A couple of days ago I had a Twitter exchange with Montreal media blogger Steve Faguy. Steve was teasing me about tweeting that I had applied for a radio job, telling me "You'd be the first radio cartoonist." I reminded him I'd already been the resident "radio cartoonist" for many years on CBC Montreal, where I was the comic foil for the funniest broadcaster in the country.
I worked opposite morning show host Dave Bronstetter for a decade.What I did on-air at the CBC went way beyond my traffic reporter job description. Bronstetter is a true wit who tested my ability to ad lib to the utmost every single morning, much to the chagrin of a string of CBC producers and much to the delight of our audience.

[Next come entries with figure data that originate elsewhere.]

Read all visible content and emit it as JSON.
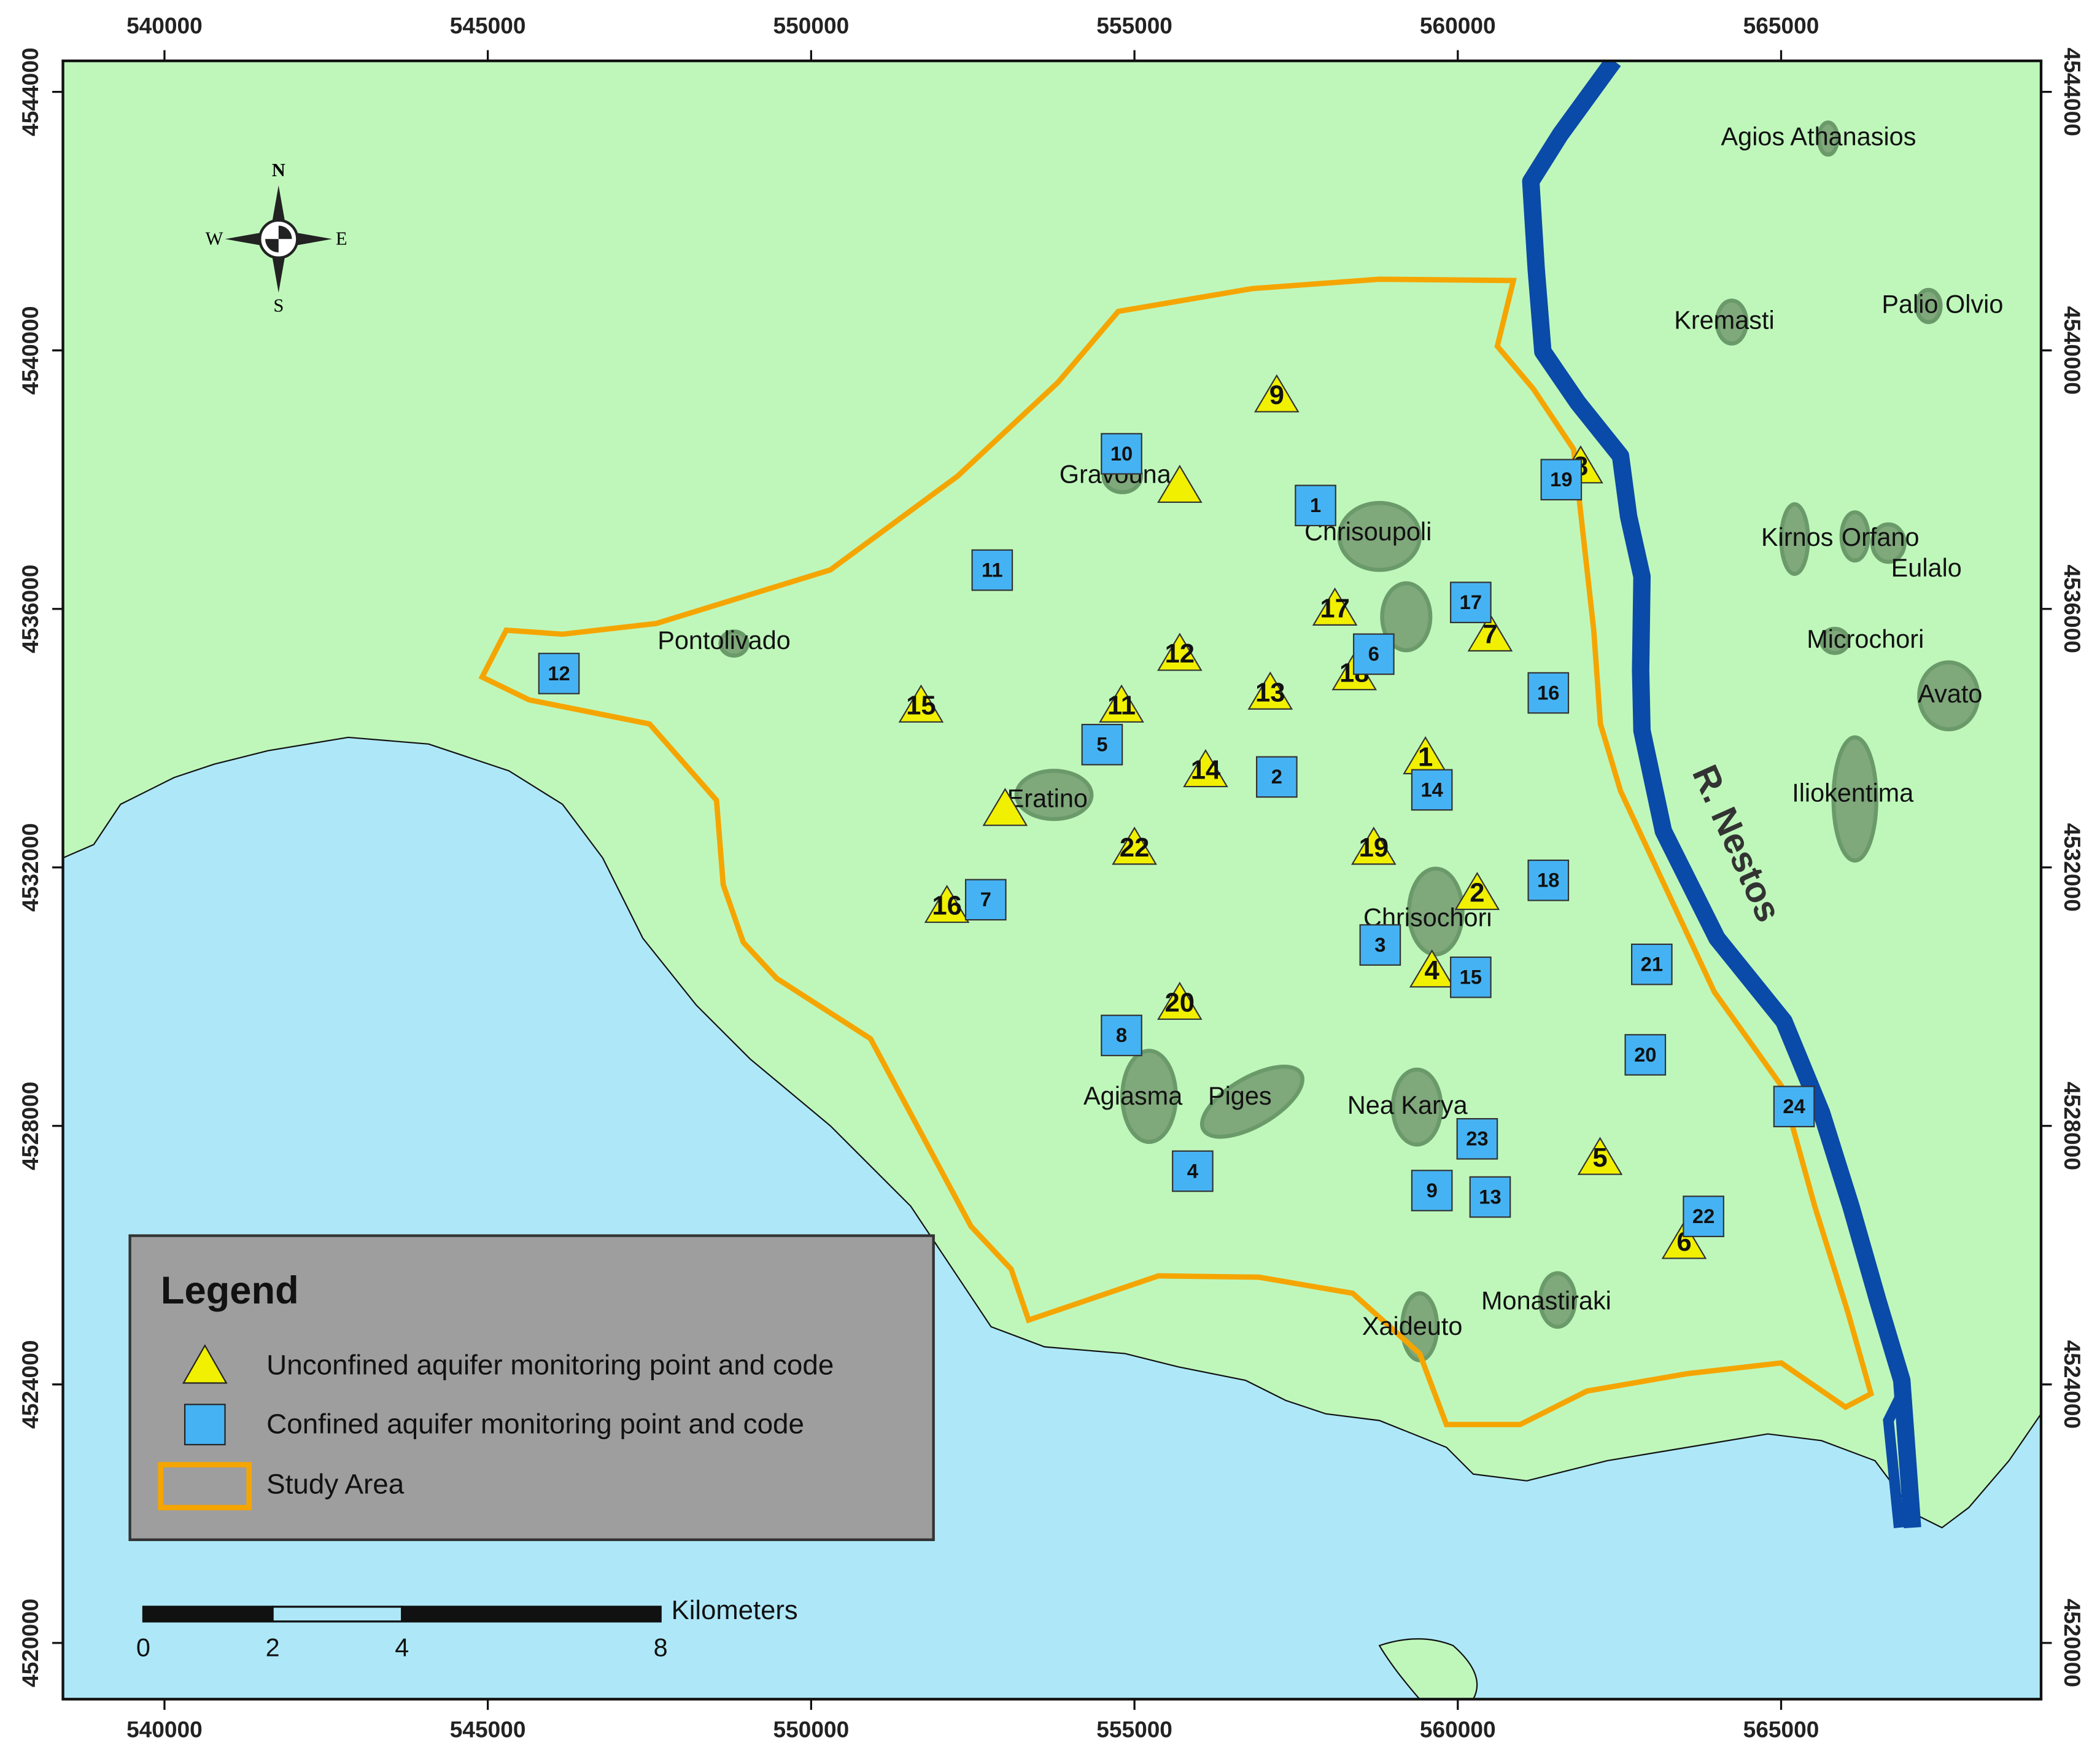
{
  "chart_data": {
    "type": "map",
    "xlim": [
      538430,
      569020
    ],
    "ylim": [
      4519130,
      4544480
    ],
    "xticks": [
      540000,
      545000,
      550000,
      555000,
      560000,
      565000
    ],
    "yticks": [
      4520000,
      4524000,
      4528000,
      4532000,
      4536000,
      4540000,
      4544000
    ],
    "compass": [
      "N",
      "E",
      "S",
      "W"
    ],
    "river_label": "R. Nestos",
    "places": [
      "Agios Athanasios",
      "Kremasti",
      "Palio Olvio",
      "Gravouna",
      "Chrisoupoli",
      "Kirnos",
      "Orfano",
      "Eulalo",
      "Pontolivado",
      "Microchori",
      "Avato",
      "Iliokentima",
      "Eratino",
      "Chrisochori",
      "Agiasma",
      "Piges",
      "Nea Karya",
      "Monastiraki",
      "Xaideuto"
    ],
    "series": [
      {
        "name": "Unconfined aquifer monitoring point and code",
        "marker": "triangle",
        "color": "#f0f000",
        "points": [
          {
            "code": 9,
            "x": 557200,
            "y": 4539300
          },
          {
            "code": null,
            "x": 555700,
            "y": 4537900
          },
          {
            "code": 8,
            "x": 561900,
            "y": 4538200
          },
          {
            "code": 17,
            "x": 558100,
            "y": 4536000
          },
          {
            "code": 7,
            "x": 560500,
            "y": 4535600
          },
          {
            "code": 12,
            "x": 555700,
            "y": 4535300
          },
          {
            "code": 18,
            "x": 558400,
            "y": 4535000
          },
          {
            "code": 13,
            "x": 557100,
            "y": 4534700
          },
          {
            "code": 11,
            "x": 554800,
            "y": 4534500
          },
          {
            "code": 15,
            "x": 551700,
            "y": 4534500
          },
          {
            "code": 1,
            "x": 559500,
            "y": 4533700
          },
          {
            "code": 14,
            "x": 556100,
            "y": 4533500
          },
          {
            "code": null,
            "x": 553000,
            "y": 4532900
          },
          {
            "code": 22,
            "x": 555000,
            "y": 4532300
          },
          {
            "code": 19,
            "x": 558700,
            "y": 4532300
          },
          {
            "code": 2,
            "x": 560300,
            "y": 4531600
          },
          {
            "code": 16,
            "x": 552100,
            "y": 4531400
          },
          {
            "code": 4,
            "x": 559600,
            "y": 4530400
          },
          {
            "code": 20,
            "x": 555700,
            "y": 4529900
          },
          {
            "code": 5,
            "x": 562200,
            "y": 4527500
          },
          {
            "code": 6,
            "x": 563500,
            "y": 4526200
          }
        ]
      },
      {
        "name": "Confined aquifer monitoring point and code",
        "marker": "square",
        "color": "#45b3f3",
        "points": [
          {
            "code": 10,
            "x": 554800,
            "y": 4538400
          },
          {
            "code": 19,
            "x": 561600,
            "y": 4538000
          },
          {
            "code": 1,
            "x": 557800,
            "y": 4537600
          },
          {
            "code": 11,
            "x": 552800,
            "y": 4536600
          },
          {
            "code": 17,
            "x": 560200,
            "y": 4536100
          },
          {
            "code": 6,
            "x": 558700,
            "y": 4535300
          },
          {
            "code": 12,
            "x": 546100,
            "y": 4535000
          },
          {
            "code": 16,
            "x": 561400,
            "y": 4534700
          },
          {
            "code": 5,
            "x": 554500,
            "y": 4533900
          },
          {
            "code": 2,
            "x": 557200,
            "y": 4533400
          },
          {
            "code": 14,
            "x": 559600,
            "y": 4533200
          },
          {
            "code": 7,
            "x": 552700,
            "y": 4531500
          },
          {
            "code": 18,
            "x": 561400,
            "y": 4531800
          },
          {
            "code": 3,
            "x": 558800,
            "y": 4530800
          },
          {
            "code": 21,
            "x": 563000,
            "y": 4530500
          },
          {
            "code": 15,
            "x": 560200,
            "y": 4530300
          },
          {
            "code": 8,
            "x": 554800,
            "y": 4529400
          },
          {
            "code": 20,
            "x": 562900,
            "y": 4529100
          },
          {
            "code": 24,
            "x": 565200,
            "y": 4528300
          },
          {
            "code": 23,
            "x": 560300,
            "y": 4527800
          },
          {
            "code": 4,
            "x": 555900,
            "y": 4527300
          },
          {
            "code": 9,
            "x": 559600,
            "y": 4527000
          },
          {
            "code": 13,
            "x": 560500,
            "y": 4526900
          },
          {
            "code": 22,
            "x": 563800,
            "y": 4526600
          }
        ]
      }
    ],
    "study_area": {
      "name": "Study Area",
      "color": "#f5a500"
    },
    "legend": {
      "title": "Legend"
    },
    "scale_bar": {
      "unit": "Kilometers",
      "ticks": [
        0,
        2,
        4,
        8
      ]
    }
  }
}
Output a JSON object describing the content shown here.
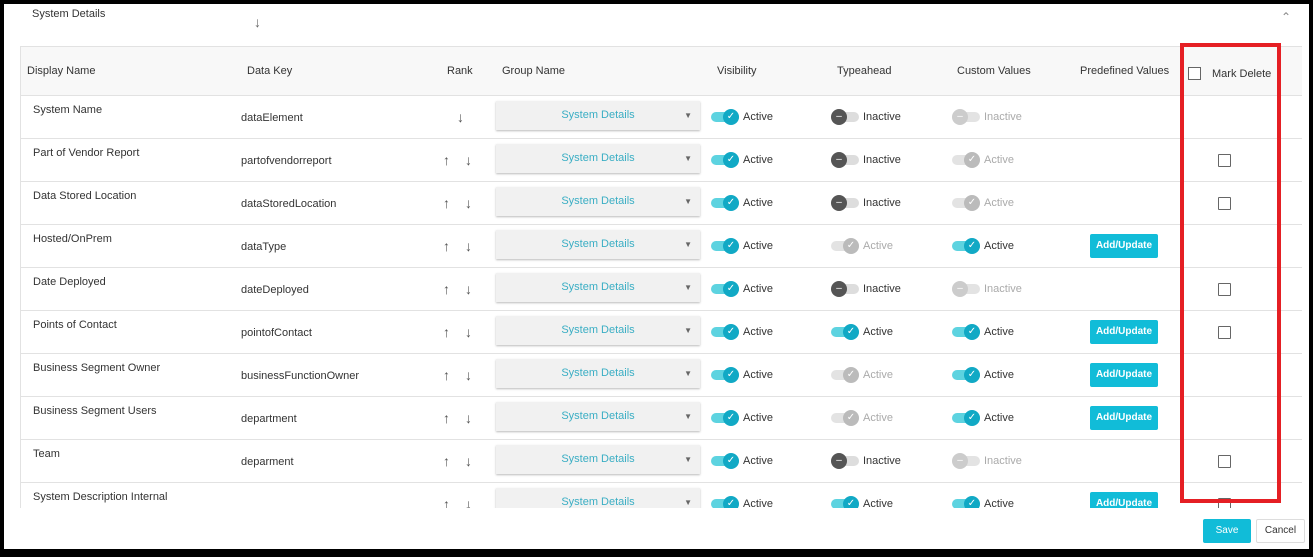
{
  "section": {
    "title": "System Details",
    "collapse_icon": "chevron-up"
  },
  "headers": {
    "display_name": "Display Name",
    "data_key": "Data Key",
    "rank": "Rank",
    "group_name": "Group Name",
    "visibility": "Visibility",
    "typeahead": "Typeahead",
    "custom_values": "Custom Values",
    "predefined_values": "Predefined Values",
    "mark_delete": "Mark Delete"
  },
  "colors": {
    "accent": "#11bcd8",
    "highlight": "#e51f24"
  },
  "rows": [
    {
      "name": "System Name",
      "key": "dataElement",
      "rank": [
        "down"
      ],
      "group": "System Details",
      "visibility": {
        "state": "on",
        "label": "Active"
      },
      "typeahead": {
        "state": "off",
        "label": "Inactive"
      },
      "custom": {
        "state": "doff",
        "label": "Inactive"
      },
      "predefined": "",
      "delete_checkbox": false
    },
    {
      "name": "Part of Vendor Report",
      "key": "partofvendorreport",
      "rank": [
        "up",
        "down"
      ],
      "group": "System Details",
      "visibility": {
        "state": "on",
        "label": "Active"
      },
      "typeahead": {
        "state": "off",
        "label": "Inactive"
      },
      "custom": {
        "state": "don",
        "label": "Active"
      },
      "predefined": "",
      "delete_checkbox": true
    },
    {
      "name": "Data Stored Location",
      "key": "dataStoredLocation",
      "rank": [
        "up",
        "down"
      ],
      "group": "System Details",
      "visibility": {
        "state": "on",
        "label": "Active"
      },
      "typeahead": {
        "state": "off",
        "label": "Inactive"
      },
      "custom": {
        "state": "don",
        "label": "Active"
      },
      "predefined": "",
      "delete_checkbox": true
    },
    {
      "name": "Hosted/OnPrem",
      "key": "dataType",
      "rank": [
        "up",
        "down"
      ],
      "group": "System Details",
      "visibility": {
        "state": "on",
        "label": "Active"
      },
      "typeahead": {
        "state": "don",
        "label": "Active"
      },
      "custom": {
        "state": "on",
        "label": "Active"
      },
      "predefined": "Add/Update",
      "delete_checkbox": false
    },
    {
      "name": "Date Deployed",
      "key": "dateDeployed",
      "rank": [
        "up",
        "down"
      ],
      "group": "System Details",
      "visibility": {
        "state": "on",
        "label": "Active"
      },
      "typeahead": {
        "state": "off",
        "label": "Inactive"
      },
      "custom": {
        "state": "doff",
        "label": "Inactive"
      },
      "predefined": "",
      "delete_checkbox": true
    },
    {
      "name": "Points of Contact",
      "key": "pointofContact",
      "rank": [
        "up",
        "down"
      ],
      "group": "System Details",
      "visibility": {
        "state": "on",
        "label": "Active"
      },
      "typeahead": {
        "state": "on",
        "label": "Active"
      },
      "custom": {
        "state": "on",
        "label": "Active"
      },
      "predefined": "Add/Update",
      "delete_checkbox": true
    },
    {
      "name": "Business Segment Owner",
      "key": "businessFunctionOwner",
      "rank": [
        "up",
        "down"
      ],
      "group": "System Details",
      "visibility": {
        "state": "on",
        "label": "Active"
      },
      "typeahead": {
        "state": "don",
        "label": "Active"
      },
      "custom": {
        "state": "on",
        "label": "Active"
      },
      "predefined": "Add/Update",
      "delete_checkbox": false
    },
    {
      "name": "Business Segment Users",
      "key": "department",
      "rank": [
        "up",
        "down"
      ],
      "group": "System Details",
      "visibility": {
        "state": "on",
        "label": "Active"
      },
      "typeahead": {
        "state": "don",
        "label": "Active"
      },
      "custom": {
        "state": "on",
        "label": "Active"
      },
      "predefined": "Add/Update",
      "delete_checkbox": false
    },
    {
      "name": "Team",
      "key": "deparment",
      "rank": [
        "up",
        "down"
      ],
      "group": "System Details",
      "visibility": {
        "state": "on",
        "label": "Active"
      },
      "typeahead": {
        "state": "off",
        "label": "Inactive"
      },
      "custom": {
        "state": "doff",
        "label": "Inactive"
      },
      "predefined": "",
      "delete_checkbox": true
    },
    {
      "name": "System Description Internal",
      "key": "",
      "rank": [
        "up",
        "down"
      ],
      "group": "System Details",
      "visibility": {
        "state": "on",
        "label": "Active"
      },
      "typeahead": {
        "state": "on",
        "label": "Active"
      },
      "custom": {
        "state": "on",
        "label": "Active"
      },
      "predefined": "Add/Update",
      "delete_checkbox": true
    }
  ],
  "footer": {
    "save": "Save",
    "cancel": "Cancel"
  }
}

I grabbed the papers every day and concocted a daily, unscripted running commentary on whatever was happening in the news and pop culture. I wrote, produced and performed What Happened, a weekly comedy takeoff on the news that was syndicated across the country. What Happened then spawned an online animated cartoon and a book. I was also simultaneously (no, not while I was reporting the traffic) drawing editorial cartoons for, respectively, alt weeklies Hour, then the Mirror.
So, yeah, Steve, I was a radio cartoonist.
But how did I get there? I've always been a writer. I've always been a cartoonist. I became a broadcaster by accident. A happy accident. The whole story was reported last fall on the CBC's 75th anniversary blog.
I drew a caricature of Morningside host Peter Gzowski (above) while listening to the show one day. (The crosshatch style, so different from how I draw today, was inspired by David Levine). I mailed it in on a whim, the CBC bought the art and started using it to promote the program. Eventually I met Gzowski while I was doing a book tour that saw me do a lot of media interviews, largely radio spots. Surprisingly, I discovered I was pretty good in front of a live microphone.
Now fast forward a bit. A year after I served on the jury of the Salon de la Caricature (and that's another story I'll get to some day), I got a call from the Salon's founder, the eminent Robert LaPalme, asking me to attend a news conference where the current prize winners were to be announced. I got there, looked over the prize-winning cartoons and did a string of interviews (as a cartoon "authority"), including one with a well-known CBC writer-broadcaster. After the interview she shut off her tape recorder and said "You should be in radio." I said "How do you do that?" and she gave me a phone number. Two weeks later I was working as a current affairs researcher for CBC Radio. Then I started working on-air doing traffic on the afternoon show. And, after many more twists and turns, ultimately wound up opposite Bronstetter on Daybreak.
Nowadays would anyone take a chance hiring a young person to work in radio whose main credentials were that they could write a bit (I freelanced for small magazines) and draw funny pictures? Probably not, which is a pity. Some of the best broadcasters I've ever met never "studied" broadcasting, they fell into it. Gzowski had been an editor at Maclean's.
Anyway, there I was, a cartoonist on the radio. And, later, radio cartoonist.